Maturity. How do we define ourselves when it comes to this? Are we childlike and immature? Are we responsible and "grown-up?" When I was young, I looked at those around me that were "bigger" and wondered how I would ever act like they did. I really never felt like I changed as my age progressed, and by the time I was an "adult" at 18, I felt like a kid still. In fact, I still feel like a kid. Even with so many changes, living on my own, and being around other adults, the concept still hasn't phased me. I got over the fact (although it's only been a year) that even though I am an adult- doesn't mean I have to change. That doesn't mean that I can run about irresponsibly, that just means that I can be myself.
I often think of myself as immature, but really, I think I have changed. The changes are subtle, of course, all coming from knowledge by experience. I took a step back the other day to look at the way I act, and although my personality is ultimately the same as it was before, I have definitely become more mature. I don't think twice about being myself, knowing that I am appreciated by those around me without acting like a "grown-up." Besides, look at all those "adults" I hang out with. They can't say anything about being "mature."

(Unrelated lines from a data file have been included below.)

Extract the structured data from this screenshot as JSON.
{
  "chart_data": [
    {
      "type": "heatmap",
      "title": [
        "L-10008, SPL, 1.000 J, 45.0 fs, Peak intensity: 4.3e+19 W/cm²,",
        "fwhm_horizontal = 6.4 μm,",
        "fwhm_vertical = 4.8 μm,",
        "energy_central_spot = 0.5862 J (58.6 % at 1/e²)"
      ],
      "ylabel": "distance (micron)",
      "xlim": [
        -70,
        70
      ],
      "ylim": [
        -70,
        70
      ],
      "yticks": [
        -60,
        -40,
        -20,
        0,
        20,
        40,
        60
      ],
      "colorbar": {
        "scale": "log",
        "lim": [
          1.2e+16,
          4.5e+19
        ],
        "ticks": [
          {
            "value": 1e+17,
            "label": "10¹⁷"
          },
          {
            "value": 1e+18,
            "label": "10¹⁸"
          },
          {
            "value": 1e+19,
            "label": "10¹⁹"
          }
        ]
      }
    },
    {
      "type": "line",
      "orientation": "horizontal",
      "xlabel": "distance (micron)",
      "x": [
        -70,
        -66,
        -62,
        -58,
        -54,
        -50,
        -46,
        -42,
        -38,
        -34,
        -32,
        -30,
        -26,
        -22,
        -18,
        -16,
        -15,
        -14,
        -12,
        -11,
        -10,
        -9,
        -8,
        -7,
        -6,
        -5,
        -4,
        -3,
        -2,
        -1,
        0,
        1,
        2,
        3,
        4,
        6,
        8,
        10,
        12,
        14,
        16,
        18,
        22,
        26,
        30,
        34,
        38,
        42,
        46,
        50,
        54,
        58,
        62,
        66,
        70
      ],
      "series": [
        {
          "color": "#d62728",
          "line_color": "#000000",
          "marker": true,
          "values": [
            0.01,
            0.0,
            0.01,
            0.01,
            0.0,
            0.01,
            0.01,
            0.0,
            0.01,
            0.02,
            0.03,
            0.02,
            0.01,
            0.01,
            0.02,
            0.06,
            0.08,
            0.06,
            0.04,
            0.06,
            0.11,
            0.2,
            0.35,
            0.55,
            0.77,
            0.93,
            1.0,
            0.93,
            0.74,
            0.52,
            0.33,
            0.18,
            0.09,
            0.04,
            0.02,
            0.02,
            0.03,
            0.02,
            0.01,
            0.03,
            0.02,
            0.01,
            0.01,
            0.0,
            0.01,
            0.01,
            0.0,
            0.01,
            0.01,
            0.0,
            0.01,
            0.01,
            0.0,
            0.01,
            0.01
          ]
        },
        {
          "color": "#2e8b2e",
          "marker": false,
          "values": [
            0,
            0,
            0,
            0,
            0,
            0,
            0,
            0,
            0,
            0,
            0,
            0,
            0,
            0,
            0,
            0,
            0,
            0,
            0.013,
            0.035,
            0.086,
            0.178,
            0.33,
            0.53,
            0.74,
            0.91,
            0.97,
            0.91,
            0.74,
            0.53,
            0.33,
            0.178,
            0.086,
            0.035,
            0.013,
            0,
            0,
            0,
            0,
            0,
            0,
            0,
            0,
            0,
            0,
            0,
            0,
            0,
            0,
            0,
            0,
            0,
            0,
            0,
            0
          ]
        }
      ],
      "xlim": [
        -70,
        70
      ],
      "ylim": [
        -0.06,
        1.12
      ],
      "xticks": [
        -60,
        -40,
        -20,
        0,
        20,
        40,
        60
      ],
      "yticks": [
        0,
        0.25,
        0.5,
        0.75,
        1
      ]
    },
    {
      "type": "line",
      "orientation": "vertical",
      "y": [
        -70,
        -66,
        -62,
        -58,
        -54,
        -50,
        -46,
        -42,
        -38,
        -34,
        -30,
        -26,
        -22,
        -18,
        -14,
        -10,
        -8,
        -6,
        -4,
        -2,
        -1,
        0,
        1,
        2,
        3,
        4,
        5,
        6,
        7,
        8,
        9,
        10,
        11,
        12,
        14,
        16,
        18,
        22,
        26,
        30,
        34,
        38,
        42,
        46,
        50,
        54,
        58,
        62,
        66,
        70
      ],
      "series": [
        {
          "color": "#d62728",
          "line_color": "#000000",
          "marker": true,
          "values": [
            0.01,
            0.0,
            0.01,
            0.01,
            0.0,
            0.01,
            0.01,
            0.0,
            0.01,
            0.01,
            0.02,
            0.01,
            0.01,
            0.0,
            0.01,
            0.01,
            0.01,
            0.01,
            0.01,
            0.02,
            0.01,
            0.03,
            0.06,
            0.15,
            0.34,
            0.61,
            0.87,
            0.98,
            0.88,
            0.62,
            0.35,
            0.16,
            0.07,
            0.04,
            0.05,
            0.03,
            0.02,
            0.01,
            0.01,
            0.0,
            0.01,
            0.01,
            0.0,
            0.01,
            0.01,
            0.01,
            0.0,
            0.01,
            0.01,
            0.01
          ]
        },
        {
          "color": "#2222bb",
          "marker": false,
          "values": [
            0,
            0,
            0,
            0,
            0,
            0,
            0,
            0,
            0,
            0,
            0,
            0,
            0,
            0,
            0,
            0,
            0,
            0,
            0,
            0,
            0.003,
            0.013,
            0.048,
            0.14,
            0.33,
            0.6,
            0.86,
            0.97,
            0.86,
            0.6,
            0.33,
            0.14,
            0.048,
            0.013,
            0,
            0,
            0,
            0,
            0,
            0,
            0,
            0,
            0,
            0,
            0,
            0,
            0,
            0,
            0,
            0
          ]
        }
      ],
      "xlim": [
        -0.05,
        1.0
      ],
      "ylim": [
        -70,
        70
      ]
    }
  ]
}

There is one thing I think I should say, in spite of my lack of experience in this field, but what about young adults that think they are mature. I'm talking about the 18 and 19 year olds that start to take on 25 and 26 year old responsibility when they are still very young. Personally, I believe those individuals are missing out. Especially the girls who marry very young, and become mothers. I am NOT saying this is a bad idea. It just could be. I have heard of too many individuals that have a hard marriage and life because they rushed into adulthood too soon, not ready for all of the responsibilities that come with it. There are many, though, who possess the right traits and qualities that are ready to take on anything no matter how young they are. I would not be able to handle a load like that, and there is so much I still want to do before I settle. School, travel, and becoming smart in relationships are a few of those things. I think in my heart I'll remain a kid forever.